Sebastiaan van Erk wrote:
Hi Oleg,
Oleg Kalnichevski wrote:
Sebastiaan van Erk wrote:
Hi Oleg,
Thanks for adding this. I'm currently a bit stuck on the caching of
the tickets, which really needs to be fixed, but it looks like I'll
have to dive into protocols/APIs deeply (JAAS, Java GSSAPI, SPNEGO)
to figure it out.
There is however one thing about the SPENGO authentication protocol
that does not yet fit nicely into the httpclient API, namely, if you
look at the diagram:
http://issues.apache.org/jira/secure/attachment/12419383/SPNEGO_cropped.png
What you see is a series of requests back and forth, with the last
response containing the final negotiation token NOT having a response
code of 401. In the diagram it's a 200, but in my case (with the
redirect), it was a 3xx. In any case, the token should go back into
the authentication scheme.
This is somewhat similar to NTLM authentication, where the final
response code may also be 3xx, so HttpClient should be able to handler
such situations, worst case with some API extensions.

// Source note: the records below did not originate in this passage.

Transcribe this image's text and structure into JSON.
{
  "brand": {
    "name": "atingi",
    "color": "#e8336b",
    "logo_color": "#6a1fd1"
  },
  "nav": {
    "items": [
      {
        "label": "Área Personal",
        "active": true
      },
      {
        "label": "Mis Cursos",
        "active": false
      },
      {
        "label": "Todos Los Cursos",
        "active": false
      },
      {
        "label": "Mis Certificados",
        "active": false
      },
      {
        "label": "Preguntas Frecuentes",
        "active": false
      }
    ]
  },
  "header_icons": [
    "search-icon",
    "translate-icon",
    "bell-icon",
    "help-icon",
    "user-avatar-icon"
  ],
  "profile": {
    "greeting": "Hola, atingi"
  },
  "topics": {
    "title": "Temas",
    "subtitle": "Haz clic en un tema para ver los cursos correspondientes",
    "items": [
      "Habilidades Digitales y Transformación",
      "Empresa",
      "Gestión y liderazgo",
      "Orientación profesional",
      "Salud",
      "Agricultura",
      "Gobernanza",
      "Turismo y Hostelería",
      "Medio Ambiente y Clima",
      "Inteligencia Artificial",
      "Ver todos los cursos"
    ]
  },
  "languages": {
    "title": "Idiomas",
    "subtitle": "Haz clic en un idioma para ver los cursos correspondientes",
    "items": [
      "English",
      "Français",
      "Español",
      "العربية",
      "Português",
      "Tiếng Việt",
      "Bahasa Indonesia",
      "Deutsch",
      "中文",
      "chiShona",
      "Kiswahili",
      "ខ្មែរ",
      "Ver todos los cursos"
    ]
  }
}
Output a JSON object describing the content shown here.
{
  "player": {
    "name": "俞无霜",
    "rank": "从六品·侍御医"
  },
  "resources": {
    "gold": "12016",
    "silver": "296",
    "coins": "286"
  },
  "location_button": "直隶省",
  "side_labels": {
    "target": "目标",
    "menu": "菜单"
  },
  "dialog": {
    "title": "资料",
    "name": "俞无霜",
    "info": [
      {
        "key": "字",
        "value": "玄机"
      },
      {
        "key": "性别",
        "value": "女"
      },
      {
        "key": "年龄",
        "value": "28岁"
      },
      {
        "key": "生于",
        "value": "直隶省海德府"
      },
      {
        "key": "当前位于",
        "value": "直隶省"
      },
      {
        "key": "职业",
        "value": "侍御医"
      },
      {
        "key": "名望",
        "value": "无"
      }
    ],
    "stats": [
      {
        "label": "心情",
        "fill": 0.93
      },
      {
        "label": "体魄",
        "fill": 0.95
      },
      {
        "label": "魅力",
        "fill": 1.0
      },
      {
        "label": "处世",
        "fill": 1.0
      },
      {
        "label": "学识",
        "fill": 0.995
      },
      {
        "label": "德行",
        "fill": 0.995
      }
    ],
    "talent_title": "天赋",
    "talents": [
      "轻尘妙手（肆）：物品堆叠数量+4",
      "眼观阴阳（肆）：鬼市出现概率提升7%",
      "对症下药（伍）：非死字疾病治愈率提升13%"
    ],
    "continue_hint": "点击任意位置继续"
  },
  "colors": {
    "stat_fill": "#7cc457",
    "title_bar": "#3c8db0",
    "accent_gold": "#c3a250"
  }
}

BTW, I quickly hacked a response inteceptor which would do this for
me (it was a hack, because it just called authenticate() again with
the token and a null HttpRequest (since you don't have a request in
the response interceptor) and at least GSSAPI was able to complete
the negotiation. I did this because I was hoping this would solve the
ticket caching problem, i.e, hoping that the tickets would be
"committed" if the negotiation completed, but unfortunately this was
not the case.
I don't really know the authentication API should look to support
this protocol... and it might in the end not really be necessary,
except perhaps for mutual authentication.
I'm going to look into the SPNEGO/GSSAPI stuff now to fix the
caching, so I'm still on this. I just wanted to keep you posted.
Regards,
Sebastiaan
Keep us posted on the progress.
I working code including caching, but there is still a bunch of smaller
issues which are still up in the air. I can post the code I've got so
far, should I make a new JIRA issue for this, or add it to 523?
The current status is:
- Both http auth and proxy auth work.
- The mutual auth works now, with a response interceptor specific for
the Negotiate scheme. Perhaps this could somehow be integrated into an
API change (in NegotiateScheme I added a
"completeAuthentication(HttpContext) method which is called from the
response interceptor after it calls processToken with the final token).
- I can get the caching to work now, turns out this is weirdness in the
JDK kerberos implementation. You can do 1 of 2 things:
a) set useSubjectCredentialsOnly to false. In this case the ticket
cache of the OS can be used to get the TGT, but service tickets are not
read from here and NOTHING is cached. Terrible performance, but no
double login required (if a TGT is already present, you don't have to
type your password).
b) set useSubjectCredentialsOnly to true. In this case you must sign
on yourself with JAAS and a LoginContext and explicitly execute the http
client methods in a Subject.doAsPriveleged block, which is annoying. You
have to provide credentials since Java won't look in the ticket cache,
so you need to enter the credentials to get a TGT. Fortunately it DOES
cache credentials with the Subject. Since it's single sign on (once in
the application combined with Subject.doAsPrivileged calls), the
credentials used by the AuthScheme are dummy credentials (by that time,
you're already logged in).
I can't do anything about any of this, it's the way the Java Kerberos
implementation works, so the only thing I can think of is adding an
example using JAAS and Subject.doAsPrivileged and explain the
benefits/problems with each approach in the example comments.
- I haven't looked into the preemptive stuff yet.
- The negotatiate scheme is connection based according to the docs I can
find online, but my mod_auth_krb in apache doesn't seem to agree, so
with each request I get another 401 and another negotiate cycle.
HttpClient correctly does not try to reauthenticate, so I think this is
the module's fault. Anyway, http client does reauthenticate after the
401, so it works.
Regards,
Sebastiaan
Hi Sebastiaan
I am glad you have been making progress with fixing SPNEGO issues. I
would like to suggest the following way forward. Submit your changes in
a series of relatively small, incremental patches. Start with more
important issues first. I'll be reviewing those patches and trying to
find ways to adapt the existing API to the peculiarities of Kerberos
authentication. Please also consider investing some time into
contributing additional content for the Kerberos related sections of the
HttpClient tutorial, especially to help deal with JDK implementation
weirdness and explain various trade-offs. Feel free to re-use the same
JIRA ticket or open new ones as you see fit.